Financial sector and adaptation
Financial sector and climate change
'If we do not adapt, the economic costs will be extreme. Over the next 50 years, we expect to see: windstorms losses increase by two thirds to $27 billion per annum worldwide, additional flooding costs of €100-120 billion a year in Europe and a 15-fold increase in UK flood costs to £22 billion'. Stephen Haddrill, Director General of the Association of British Insurers
The banking sector potentially faces a high level of risk when investments are made in assets that are particularly vulnerable to climate change, such as property, energy and transport infrastructure.
Many pension funds in the UK operate under trust law that places a fiduciary duty on their trustees to act in the best interest of their beneficiaries. Given the major financial implications of climate change for companies, both directly through the physical impacts of climate change and indirectly through potential government action to encourage businesses to adapt, there are climate change implications for pension funds’ assets. (Mercer, IIGCC and Carbon Trust. (2005) A climate for change - A trustee’s guide to understanding and addressing climate risk)
- Lock-in factors: Products such as life and pension funds are based on assumptions such as mortality, morbidity and consumer behaviour, all of which could be affected by the impacts of climate change. (London Climate Change Partnership: Finance Sub-Group. 2006. Adapting to climate change: Business as Usual?) (PDF)
- Timeframes: Within the financial sector, corporate investment decisions made now should take into account the potential physical impacts of climate change. This is rarely the case at present.
- Value of securities: The impacts of climate change can have considerable effect on the value of securities that banks hold. For instance, more frequent and severe flooding can cause damage to the property market, impacting upon the value of the properties affected. As lenders of capital, banks are also increasingly at risk of borrowers defaulting on their repayments if businesses are interrupted by climate impacts.
- Reputational risk: Banks face potential reputational risks if the impacts of climate change are not included in their decision making.
Insurance and climate change
Because of the impacts of climate change on the financial sector, banks and insurers have started to develop strategies for managing them more effectively by:
- Reducing risk by engaging with governments on flood-defence funding and land zoning.
- Pricing climate risk appropriately. Incorrect calculation of risk can lead to inappropriate claims being made.
- Spreading the risk posed by climate-change impacts by diversifying products and services, for example, by opening up new markets such as weather derivatives and catastrophe bonds.
Relevant policy, legislation and standards
Beyond the potential economic impacts of climate change, investments could be impacted by regulatory measures directed towards enforcing adaptation. In the financial sector, it is more a case of cross-compliance with regulation and legislation in sectors that are linked to finance: it is conceivable that there will be ‘an increasing number of regulatory interventions outside the financial sector which will have implications for the financial sector’. (ABI, 2007, Insuring our future climate: thinking for tomorrow, today (PDF))

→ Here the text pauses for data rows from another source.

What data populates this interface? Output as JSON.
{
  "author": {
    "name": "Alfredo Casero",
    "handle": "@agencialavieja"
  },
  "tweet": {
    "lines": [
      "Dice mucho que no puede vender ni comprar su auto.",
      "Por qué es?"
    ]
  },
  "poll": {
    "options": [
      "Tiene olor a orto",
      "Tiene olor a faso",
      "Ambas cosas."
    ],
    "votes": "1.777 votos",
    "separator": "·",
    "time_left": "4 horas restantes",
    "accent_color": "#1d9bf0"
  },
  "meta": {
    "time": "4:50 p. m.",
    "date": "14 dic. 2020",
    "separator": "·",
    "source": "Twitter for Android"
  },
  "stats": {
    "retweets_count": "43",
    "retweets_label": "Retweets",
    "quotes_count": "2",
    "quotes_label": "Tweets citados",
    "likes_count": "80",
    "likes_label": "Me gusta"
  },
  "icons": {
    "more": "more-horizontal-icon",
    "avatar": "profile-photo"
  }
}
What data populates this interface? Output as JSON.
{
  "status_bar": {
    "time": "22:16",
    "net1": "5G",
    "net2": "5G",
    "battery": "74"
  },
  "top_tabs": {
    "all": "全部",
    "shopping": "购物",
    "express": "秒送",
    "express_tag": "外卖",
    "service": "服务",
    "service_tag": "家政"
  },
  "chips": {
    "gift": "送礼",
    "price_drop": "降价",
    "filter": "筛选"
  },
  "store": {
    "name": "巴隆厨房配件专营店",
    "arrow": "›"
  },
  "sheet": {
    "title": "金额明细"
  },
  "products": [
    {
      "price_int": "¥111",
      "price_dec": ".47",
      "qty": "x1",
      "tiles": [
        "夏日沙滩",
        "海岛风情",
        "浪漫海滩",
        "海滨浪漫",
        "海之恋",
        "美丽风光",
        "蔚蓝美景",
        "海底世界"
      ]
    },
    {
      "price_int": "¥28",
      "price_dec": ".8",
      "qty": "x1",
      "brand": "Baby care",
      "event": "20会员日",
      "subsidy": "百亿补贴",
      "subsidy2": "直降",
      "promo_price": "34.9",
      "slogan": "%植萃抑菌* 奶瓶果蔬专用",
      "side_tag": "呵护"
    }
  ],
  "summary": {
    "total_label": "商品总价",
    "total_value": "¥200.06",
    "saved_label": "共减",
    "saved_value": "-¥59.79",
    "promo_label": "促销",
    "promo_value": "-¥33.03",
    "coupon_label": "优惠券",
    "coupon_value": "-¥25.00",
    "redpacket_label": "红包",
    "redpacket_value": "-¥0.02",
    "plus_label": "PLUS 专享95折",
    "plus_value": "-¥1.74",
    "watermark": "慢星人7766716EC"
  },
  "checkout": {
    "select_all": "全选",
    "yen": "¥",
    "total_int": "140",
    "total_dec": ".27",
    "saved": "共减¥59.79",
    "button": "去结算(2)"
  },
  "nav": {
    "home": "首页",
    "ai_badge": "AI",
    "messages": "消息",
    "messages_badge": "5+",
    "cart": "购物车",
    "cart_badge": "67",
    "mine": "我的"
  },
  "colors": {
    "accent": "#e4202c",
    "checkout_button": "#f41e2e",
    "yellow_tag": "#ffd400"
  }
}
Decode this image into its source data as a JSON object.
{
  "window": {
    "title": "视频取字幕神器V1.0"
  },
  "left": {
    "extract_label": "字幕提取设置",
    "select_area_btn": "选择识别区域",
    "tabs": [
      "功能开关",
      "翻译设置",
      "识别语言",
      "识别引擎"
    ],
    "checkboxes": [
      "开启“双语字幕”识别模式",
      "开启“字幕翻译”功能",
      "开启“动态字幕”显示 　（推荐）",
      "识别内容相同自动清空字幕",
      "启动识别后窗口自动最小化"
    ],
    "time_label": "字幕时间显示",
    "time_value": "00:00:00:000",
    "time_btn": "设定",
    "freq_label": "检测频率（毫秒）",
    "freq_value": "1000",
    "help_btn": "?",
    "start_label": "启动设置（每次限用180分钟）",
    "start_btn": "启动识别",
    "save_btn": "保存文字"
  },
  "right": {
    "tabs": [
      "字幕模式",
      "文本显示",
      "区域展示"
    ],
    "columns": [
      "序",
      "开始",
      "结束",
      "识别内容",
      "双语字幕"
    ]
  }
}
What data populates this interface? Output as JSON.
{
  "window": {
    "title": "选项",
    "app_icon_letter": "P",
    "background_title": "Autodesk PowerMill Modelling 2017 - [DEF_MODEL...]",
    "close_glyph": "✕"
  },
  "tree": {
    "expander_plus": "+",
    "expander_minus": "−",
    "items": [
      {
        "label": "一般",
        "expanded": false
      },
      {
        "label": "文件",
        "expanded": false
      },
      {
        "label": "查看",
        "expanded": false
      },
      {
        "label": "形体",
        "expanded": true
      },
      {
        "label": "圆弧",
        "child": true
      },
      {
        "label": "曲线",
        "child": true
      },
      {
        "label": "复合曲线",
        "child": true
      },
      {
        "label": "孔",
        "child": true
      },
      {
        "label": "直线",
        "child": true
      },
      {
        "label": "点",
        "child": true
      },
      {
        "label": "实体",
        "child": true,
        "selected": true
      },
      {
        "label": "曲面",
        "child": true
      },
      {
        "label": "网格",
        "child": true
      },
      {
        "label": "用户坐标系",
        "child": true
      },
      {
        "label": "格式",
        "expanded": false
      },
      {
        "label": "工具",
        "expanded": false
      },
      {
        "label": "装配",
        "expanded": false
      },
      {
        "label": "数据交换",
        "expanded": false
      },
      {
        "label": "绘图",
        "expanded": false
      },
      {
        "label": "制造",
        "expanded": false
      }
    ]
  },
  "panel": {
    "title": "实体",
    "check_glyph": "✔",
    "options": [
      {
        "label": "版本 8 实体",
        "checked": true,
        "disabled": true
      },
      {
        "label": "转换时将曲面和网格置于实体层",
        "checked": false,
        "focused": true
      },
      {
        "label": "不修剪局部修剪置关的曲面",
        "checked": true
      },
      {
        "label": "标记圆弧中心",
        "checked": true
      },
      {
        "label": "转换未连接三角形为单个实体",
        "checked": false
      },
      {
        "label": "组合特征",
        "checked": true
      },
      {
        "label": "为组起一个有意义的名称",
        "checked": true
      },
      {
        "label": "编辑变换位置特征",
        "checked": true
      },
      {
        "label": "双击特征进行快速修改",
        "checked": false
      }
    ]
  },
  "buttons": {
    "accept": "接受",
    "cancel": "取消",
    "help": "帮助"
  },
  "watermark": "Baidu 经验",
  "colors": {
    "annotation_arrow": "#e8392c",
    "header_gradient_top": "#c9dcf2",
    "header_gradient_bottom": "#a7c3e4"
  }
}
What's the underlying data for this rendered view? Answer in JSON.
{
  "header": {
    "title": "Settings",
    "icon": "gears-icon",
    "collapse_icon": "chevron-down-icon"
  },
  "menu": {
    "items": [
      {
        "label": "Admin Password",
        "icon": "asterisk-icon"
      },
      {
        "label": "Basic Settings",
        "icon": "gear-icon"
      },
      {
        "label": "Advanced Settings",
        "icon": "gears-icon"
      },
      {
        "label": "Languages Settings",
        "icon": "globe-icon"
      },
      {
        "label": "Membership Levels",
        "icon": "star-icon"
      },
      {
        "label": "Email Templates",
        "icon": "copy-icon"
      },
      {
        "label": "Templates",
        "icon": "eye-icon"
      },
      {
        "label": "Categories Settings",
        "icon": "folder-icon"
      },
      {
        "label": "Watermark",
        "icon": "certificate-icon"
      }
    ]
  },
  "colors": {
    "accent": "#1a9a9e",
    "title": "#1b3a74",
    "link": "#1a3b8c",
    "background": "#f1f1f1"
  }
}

UK Companies Act 2006 (CA2006):
Corporations are under a legal obligation to consider the environment when taking business decisions. The following sections of the Act are of particular relevance:
Section 172 - Duty to promote the success of the company
(1d) ‘A director of a company must act in the way he considers, in good faith, would be most likely to promote the success of the company for the benefit of its members as a whole, and in doing so have regard (amongst other matters) to … the impact of the company's operations on the community and the environment.’
The duty to consider the company’s operations on the community and the environment is not specific to adaptation but the use of the word ‘environment’ could include adaptation issues, eg where a company's actions have environmental consequences that directors have failed to consider and failed to implement the adaptation measures appropriate to deal with the impacts of climate change on the company.
Section 260 - Derivative claims
(1a/1b) ‘This Chapter applies to proceedings in England and Wales or Northern Ireland by a member of a company … (a) in respect of a cause of action vested in the company, and (b) seeking relief on behalf of the company.’
(4) ‘It is immaterial whether the cause of action arose before or after the person seeking to bring or continue the derivative claim became a member of the company.’
This provision might encourage environmental lobbyists to become shareholders in a company to challenge its previous actions, such as failing to produce and implement an adaptation policy. Where such a failure caused subsequent loss to a company, lobbyists might bring a derivative action to further their own cause by making an example of the company.
Legal considerations
- Banks face legal liability issues when taking over ownership of an asset from a defaulting client.
- Claims for negligence could become an issue if decisions on projects, investments or funds are made with disregard to current climate science.
European legislation
The EU Commission published the first EU Adaptation White Paper in April 2009, containing an official set of proposals on adaptation for public consultation. The Association of British Insurers had previously issued a response to the consultation (PDF) on the EU Adaptation Green Paper, highlighting the importance of the issue of adaptation to the insurance sector. The key points were:
- the emphasis on the role of the insurance sector in facilitating adaptation and communication of climate risks
- the need for public-private partnership to spread the risks adequately
- the importance of empowering local authorities to implement adaptation measures locally.